Sublinear-space data structures have been of major recent interest, with applications for example in streaming algorithms, distributed computation, randomized linear algebra, and compressed sensing. Small-space solutions fit in fast cache, thus providing time speedups as well, and also require less storage and less bandwidth in distributed settings. This proposal aims to develop novel methods for designing and analyzing sublinear-space data structures for two seemingly different but closely related objects: vectors and graphs. The PIs also plan to teach advanced graduate courses whose topics overlap with the focus of this project. Furthermore, both PIs plan to train and mentor graduate and undergraduate students students in research, organize workshops, and write survey articles. The PIs plan to also participate in outreach activities to non-computer scientists and to K-12 students, and to broaden participation in computing. The research itself may also have industrial impact, being related to databases, network traffic analysis, and data mining.
The PIs will focus on a set of problems that can be captured by the turnstile streaming model: some high-dimensional vector x in R^n receives coordinate-wise updates, which in the case of graphs could have n = (|V| choose 2) (where V is the set of vertices), and edge insert/deletion then corresponds to addition/subtraction from some entry in x. This project aims to further the understanding of fundamental questions related to small-space dynamic data structures for vector updates, and especially as they relate to graph problems. For example:
* Small-space vector update data structures: the insertion-only case: In the insertion-only case, vector updates increment coordinates of x, so that x is a frequency-count vector of the number of occurrences of various items in a data stream. The PIs plan to attack some of the most fundamental problems in this model, such as norm estimation, heavy hitters, and continuous monitoring of statistics.
* Fully dynamic streams and applications to graphs: Many of the best-known small-space dynamic data structures for graph problems operate by reducing to vector-update problems.
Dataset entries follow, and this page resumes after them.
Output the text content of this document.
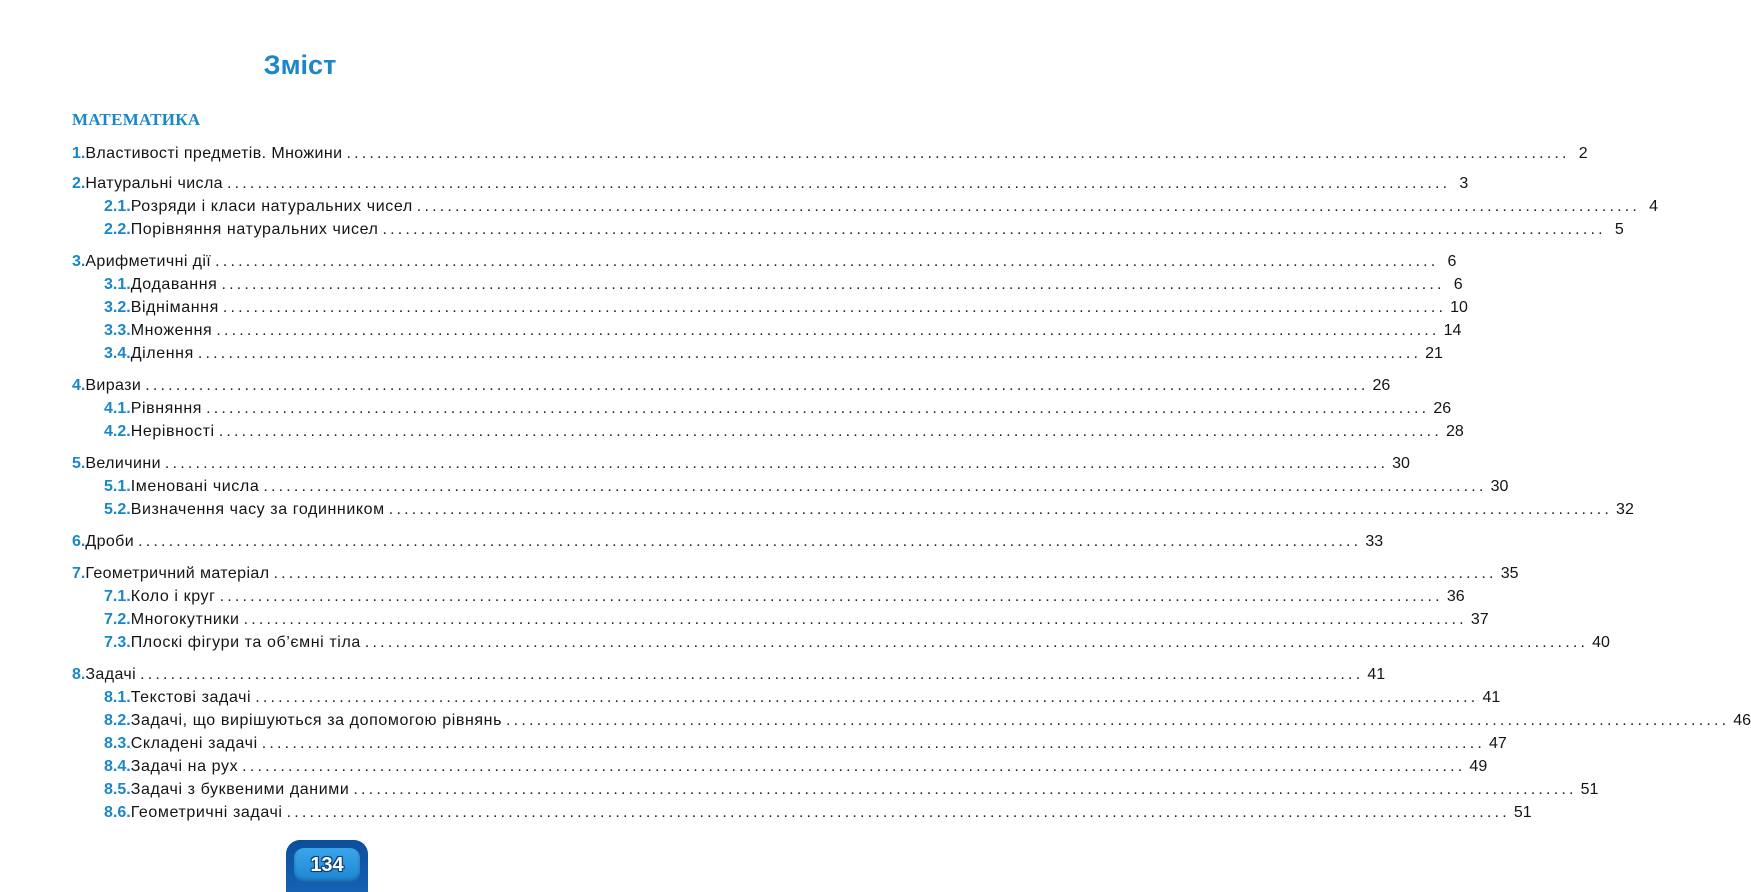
Зміст
МАТЕМАТИКА
1. Властивості предметів. Множини ................................................................................................................................................................ 2
2. Натуральні числа ................................................................................................................................................................ 3
2.1. Розряди і класи натуральних чисел ................................................................................................................................................................ 4
2.2. Порівняння натуральних чисел ................................................................................................................................................................ 5
3. Арифметичні дії ................................................................................................................................................................ 6
3.1. Додавання ................................................................................................................................................................ 6
3.2. Віднімання ................................................................................................................................................................ 10
3.3. Множення ................................................................................................................................................................ 14
3.4. Ділення ................................................................................................................................................................ 21
4. Вирази ................................................................................................................................................................ 26
4.1. Рівняння ................................................................................................................................................................ 26
4.2. Нерівності ................................................................................................................................................................ 28
5. Величини ................................................................................................................................................................ 30
5.1. Іменовані числа ................................................................................................................................................................ 30
5.2. Визначення часу за годинником ................................................................................................................................................................ 32
6. Дроби ................................................................................................................................................................ 33
7. Геометричний матеріал ................................................................................................................................................................ 35
7.1. Коло і круг ................................................................................................................................................................ 36
7.2. Многокутники ................................................................................................................................................................ 37
7.3. Плоскі фігури та об’ємні тіла ................................................................................................................................................................ 40
8. Задачі ................................................................................................................................................................ 41
8.1. Текстові задачі ................................................................................................................................................................ 41
8.2. Задачі, що вирішуються за допомогою рівнянь ................................................................................................................................................................ 46
8.3. Складені задачі ................................................................................................................................................................ 47
8.4. Задачі на рух ................................................................................................................................................................ 49
8.5. Задачі з буквеними даними ................................................................................................................................................................ 51
8.6. Геометричні задачі ................................................................................................................................................................ 51
134
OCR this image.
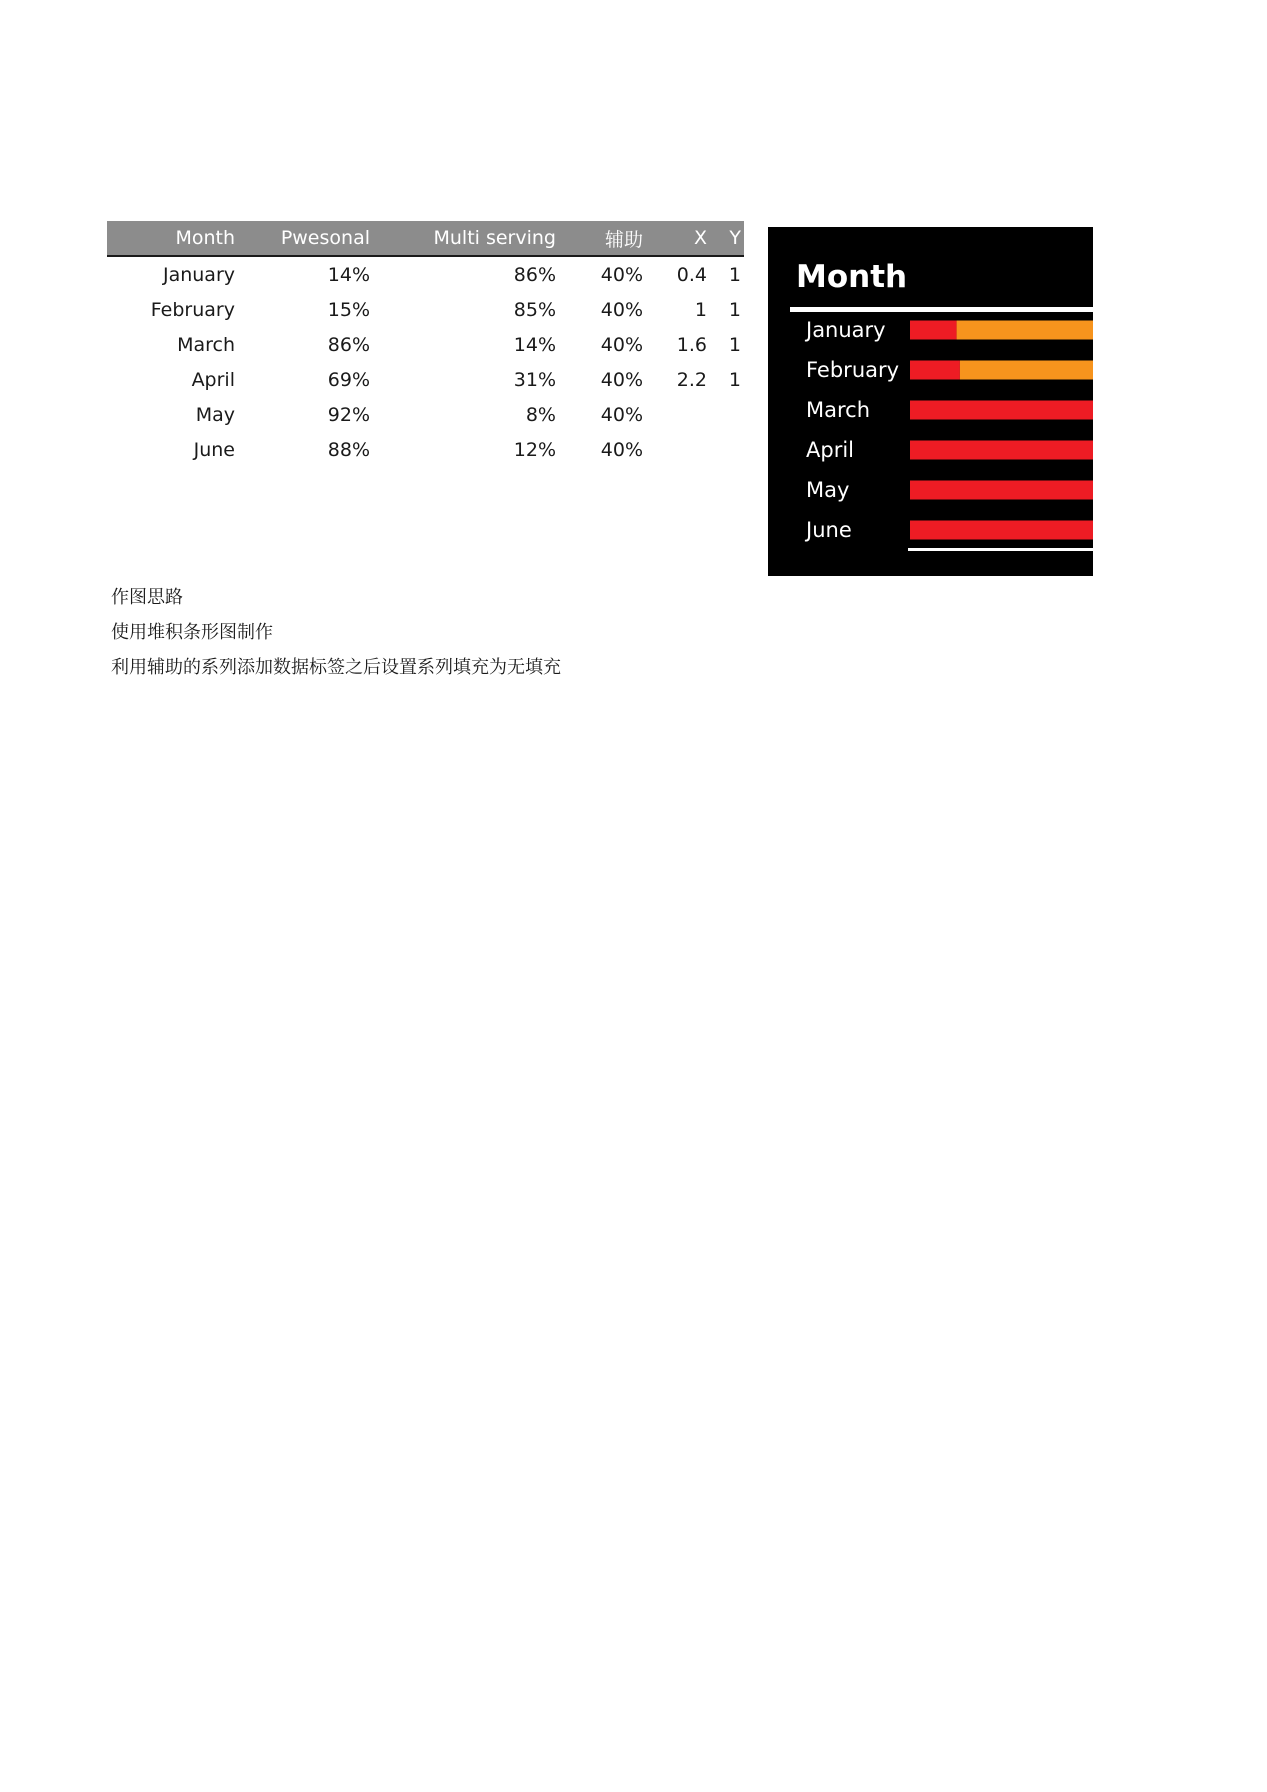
Month	Pwesonal	Multi serving	辅助	X	Y
January	14%	86%	40%	0.4	1
February	15%	85%	40%	1	1
March	86%	14%	40%	1.6	1
April	69%	31%	40%	2.2	1
May	92%	8%	40%		
June	88%	12%	40%		
作图思路
使用堆积条形图制作
利用辅助的系列添加数据标签之后设置系列填充为无填充
Month
January
February
March
April
May
June
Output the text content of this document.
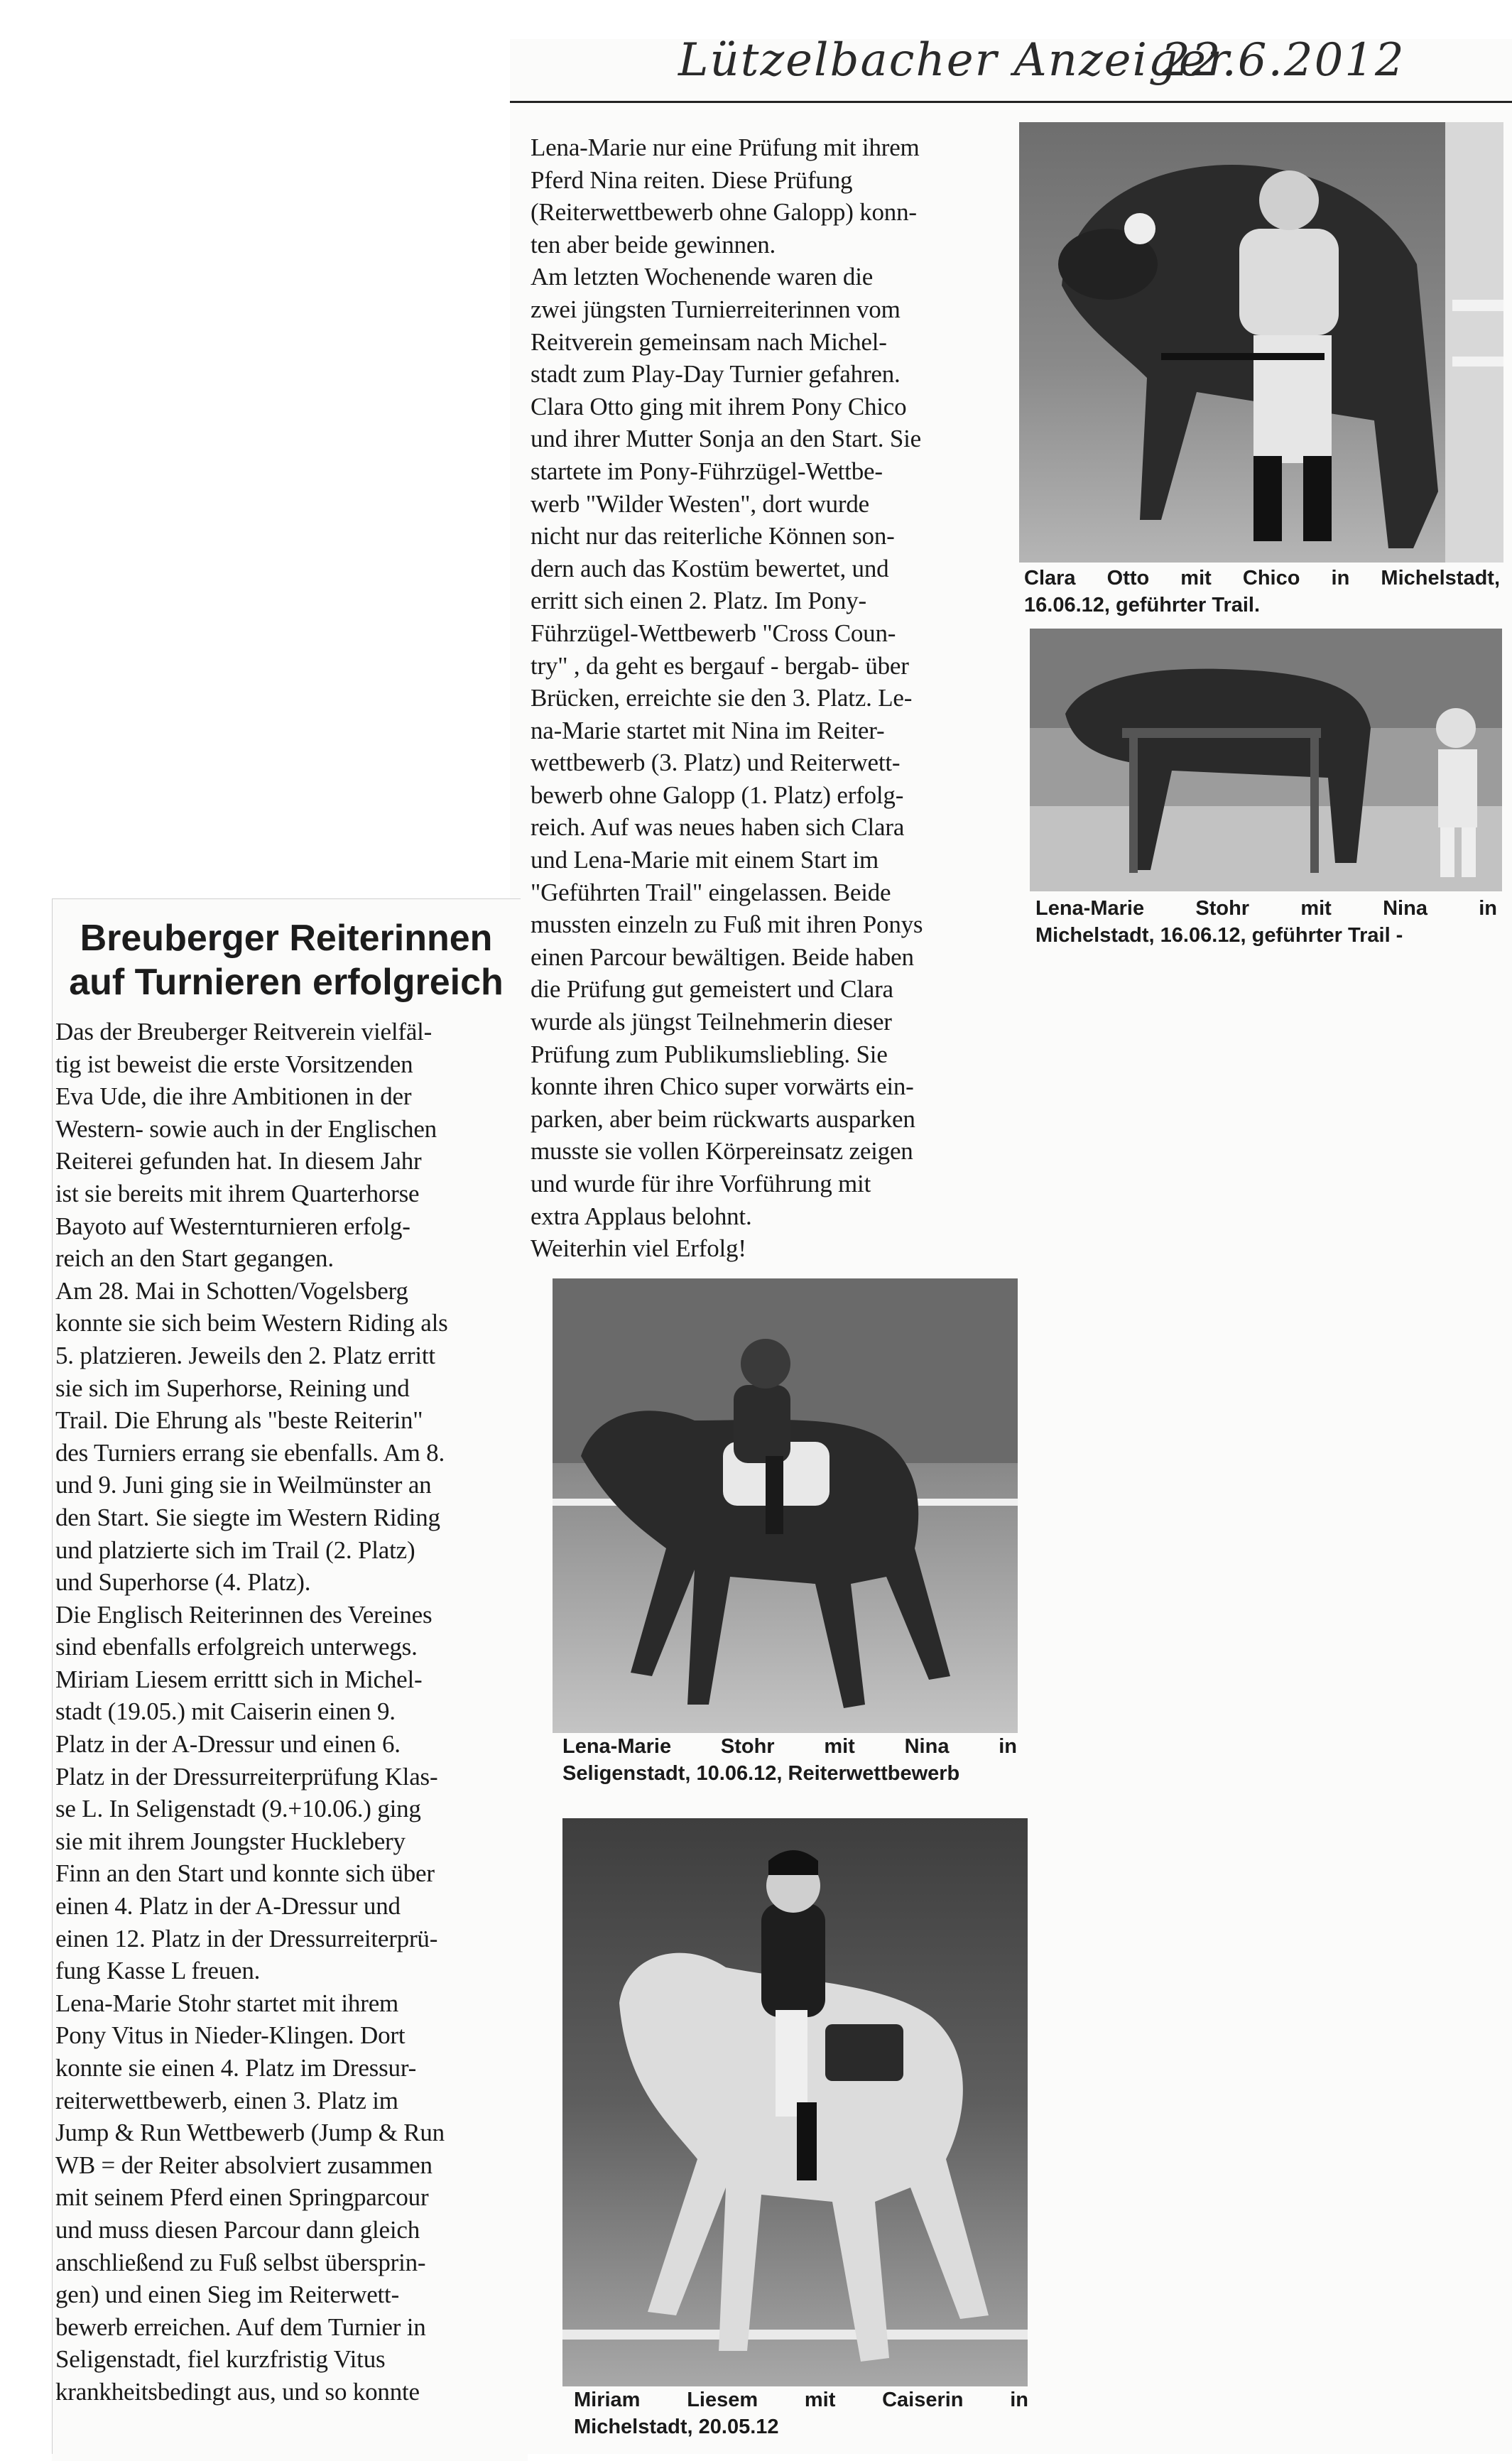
Lützelbacher Anzeiger
22.6.2012
Breuberger Reiterinnen
auf Turnieren erfolgreich
Das der Breuberger Reitverein vielfäl-
tig ist beweist die erste Vorsitzenden
Eva Ude, die ihre Ambitionen in der
Western- sowie auch in der Englischen
Reiterei gefunden hat. In diesem Jahr
ist sie bereits mit ihrem Quarterhorse
Bayoto auf Westernturnieren erfolg-
reich an den Start gegangen.
Am 28. Mai in Schotten/Vogelsberg
konnte sie sich beim Western Riding als
5. platzieren. Jeweils den 2. Platz erritt
sie sich im Superhorse, Reining und
Trail. Die Ehrung als "beste Reiterin"
des Turniers errang sie ebenfalls. Am 8.
und 9. Juni ging sie in Weilmünster an
den Start. Sie siegte im Western Riding
und platzierte sich im Trail (2. Platz)
und Superhorse (4. Platz).
Die Englisch Reiterinnen des Vereines
sind ebenfalls erfolgreich unterwegs.
Miriam Liesem errittt sich in Michel-
stadt (19.05.) mit Caiserin einen 9.
Platz in der A-Dressur und einen 6.
Platz in der Dressurreiterprüfung Klas-
se L. In Seligenstadt (9.+10.06.) ging
sie mit ihrem Joungster Hucklebery
Finn an den Start und konnte sich über
einen 4. Platz in der A-Dressur und
einen 12. Platz in der Dressurreiterprü-
fung Kasse L freuen.
Lena-Marie Stohr startet mit ihrem
Pony Vitus in Nieder-Klingen. Dort
konnte sie einen 4. Platz im Dressur-
reiterwettbewerb, einen 3. Platz im
Jump & Run Wettbewerb (Jump & Run
WB = der Reiter absolviert zusammen
mit seinem Pferd einen Springparcour
und muss diesen Parcour dann gleich
anschließend zu Fuß selbst übersprin-
gen) und einen Sieg im Reiterwett-
bewerb erreichen. Auf dem Turnier in
Seligenstadt, fiel kurzfristig Vitus
krankheitsbedingt aus, und so konnte
Lena-Marie nur eine Prüfung mit ihrem
Pferd Nina reiten. Diese Prüfung
(Reiterwettbewerb ohne Galopp) konn-
ten aber beide gewinnen.
Am letzten Wochenende waren die
zwei jüngsten Turnierreiterinnen vom
Reitverein gemeinsam nach Michel-
stadt zum Play-Day Turnier gefahren.
Clara Otto ging mit ihrem Pony Chico
und ihrer Mutter Sonja an den Start. Sie
startete im Pony-Führzügel-Wettbe-
werb "Wilder Westen", dort wurde
nicht nur das reiterliche Können son-
dern auch das Kostüm bewertet, und
erritt sich einen 2. Platz. Im Pony-
Führzügel-Wettbewerb "Cross Coun-
try" , da geht es bergauf - bergab- über
Brücken, erreichte sie den 3. Platz. Le-
na-Marie startet mit Nina im Reiter-
wettbewerb (3. Platz) und Reiterwett-
bewerb ohne Galopp (1. Platz) erfolg-
reich. Auf was neues haben sich Clara
und Lena-Marie mit einem Start im
"Geführten Trail" eingelassen. Beide
mussten einzeln zu Fuß mit ihren Ponys
einen Parcour bewältigen. Beide haben
die Prüfung gut gemeistert und Clara
wurde als jüngst Teilnehmerin dieser
Prüfung zum Publikumsliebling. Sie
konnte ihren Chico super vorwärts ein-
parken, aber beim rückwarts ausparken
musste sie vollen Körpereinsatz zeigen
und wurde für ihre Vorführung mit
extra Applaus belohnt.
Weiterhin viel Erfolg!
Clara Otto mit Chico in Michelstadt,
16.06.12, geführter Trail.
Lena-Marie Stohr mit Nina in
Michelstadt, 16.06.12, geführter Trail -
Lena-Marie Stohr mit Nina in
Seligenstadt, 10.06.12, Reiterwettbewerb
Miriam Liesem mit Caiserin in
Michelstadt, 20.05.12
For example, the only known nearly linear-space algorithm for spectral sparsifiers operates by reduction to l_2 heavy hitters, and algorithms for connectivity, k-edge connectivity, minimum spanning trees, and several others reduce to vector coordinate-sampling problems. Many open problems though still remain, e.g. what is the optimal space complexity for connectivity in dynamic streams? The PIs also plan to investigate several other dynamic graph and hypergraph problems.
This award reflects NSF's statutory mission and has been deemed worthy of support through evaluation using the Foundation's intellectual merit and broader impacts review criteria.